• Dominique Simonnot, Plus noir dans la nuit, Calmann-Lévy, 2014

     

    Ce n’est pas d’aujourd’hui que les socialistes tiennent avec une grande délectation le rôle des « social-traîtres ». C’est presque dans leur ADN. Et finalement c’est quand les « socialistes » sont vraiment de gauche que c’est très étonnant.

    L’ouvrage de Simonnot relate la grande grève des mineurs de 1948, et sa triste fin. 1948, c’est juste quelques années après la fin de la guerre. C’est cet épisode qui fera de Jules Moch, le ministre « socialiste » de l’intérieur, le symbole de cette collusion entre le patronat et les socialistes. Il faut dire que les années 1947-1953 sont des années particulièrement agitées sur le plan social.
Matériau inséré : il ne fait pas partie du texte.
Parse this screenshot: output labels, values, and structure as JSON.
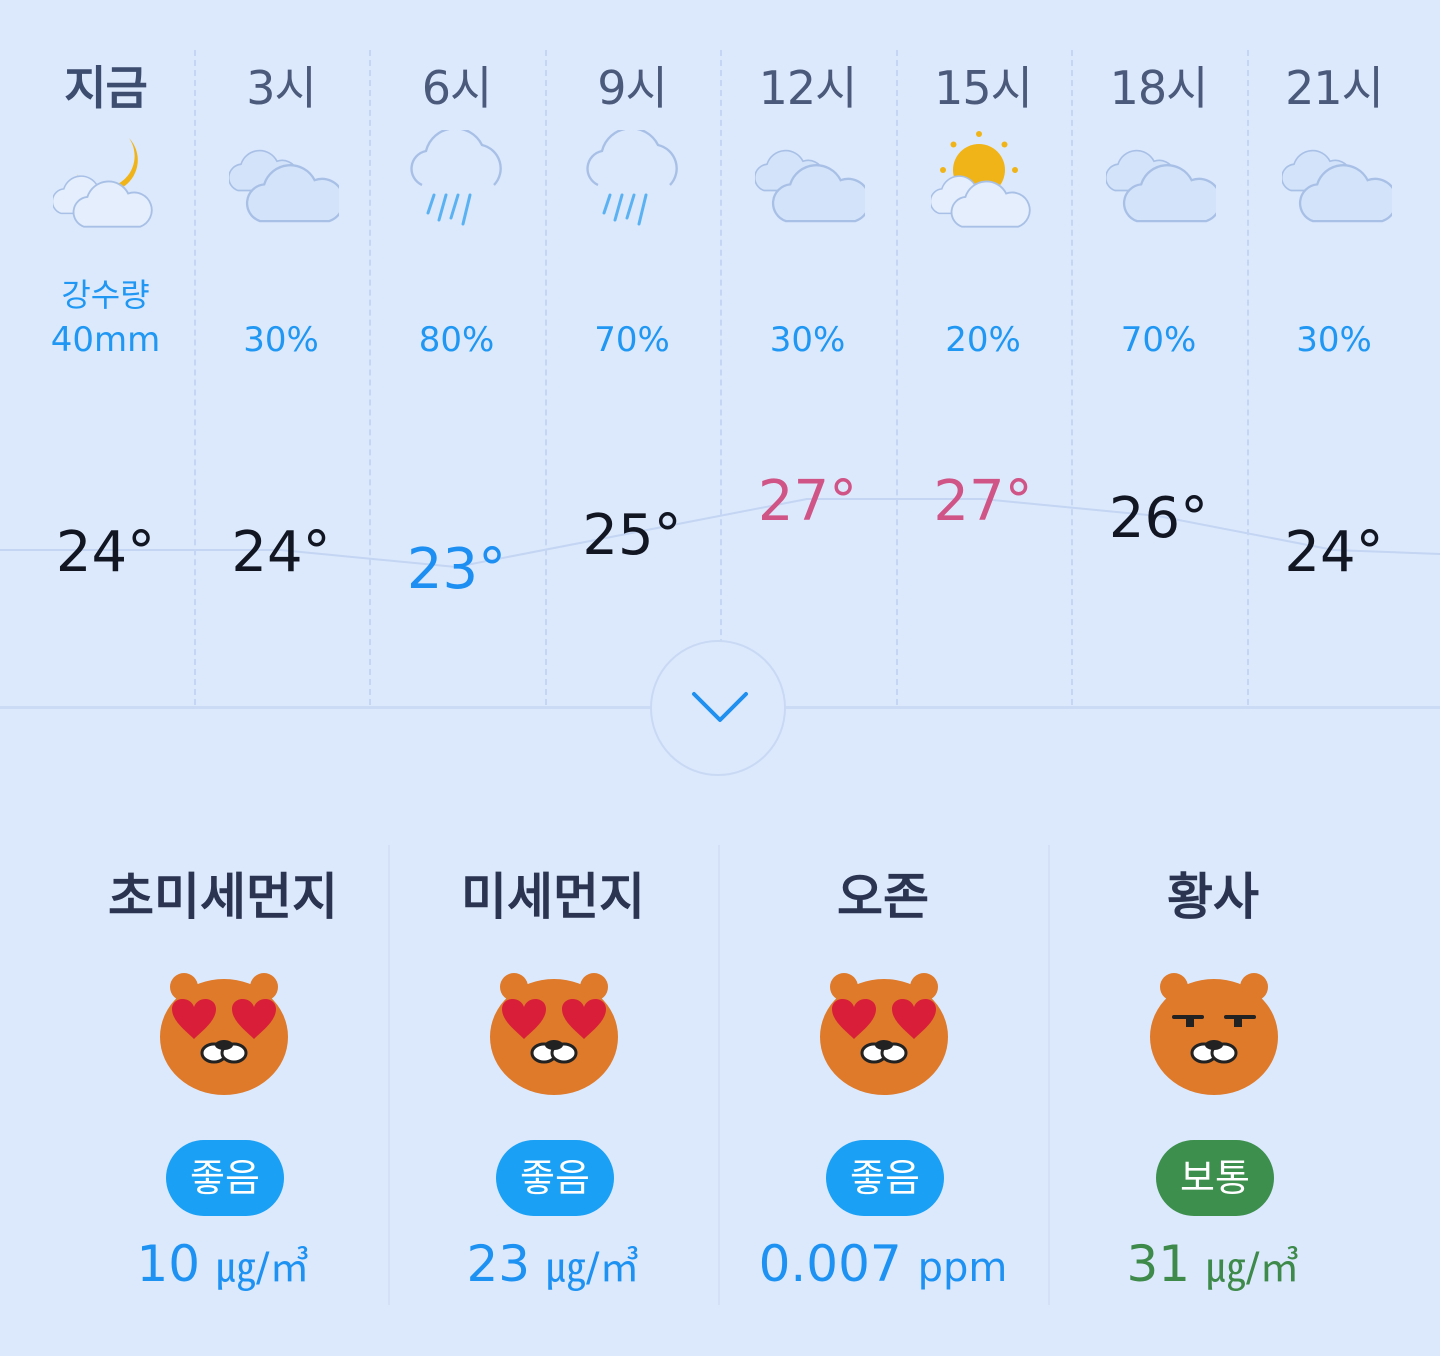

On est en pleine Guerre froide, les communistes ne veulent pas du plan Marshall, et les grèves sont nombreuses. Ces grèves ont de très nombreuses raisons. D’abord, elles sont le résultat d’une double déception : déception parce que les idéaux du CNR semblent avoir été trahis et qu’on a restauré le patronat dans toute sa puissance, mais déception aussi parce que l’ère des pénuries n’est pas encore passée. En outre les « socialistes » vont se ranger du côté des Américains, avec leur syndicat FO qui leur sert de courroie de transmission : ils sont une pièce importante dans le dispositif de lutte contre les communistes et l’URSS. Ils pensent qu’ils vont s’en tirer parce que Staline et la Russie sont des répousssoirs et que les « communistes » français – ou les staliniens  - sont trop rigidement leurs affidés.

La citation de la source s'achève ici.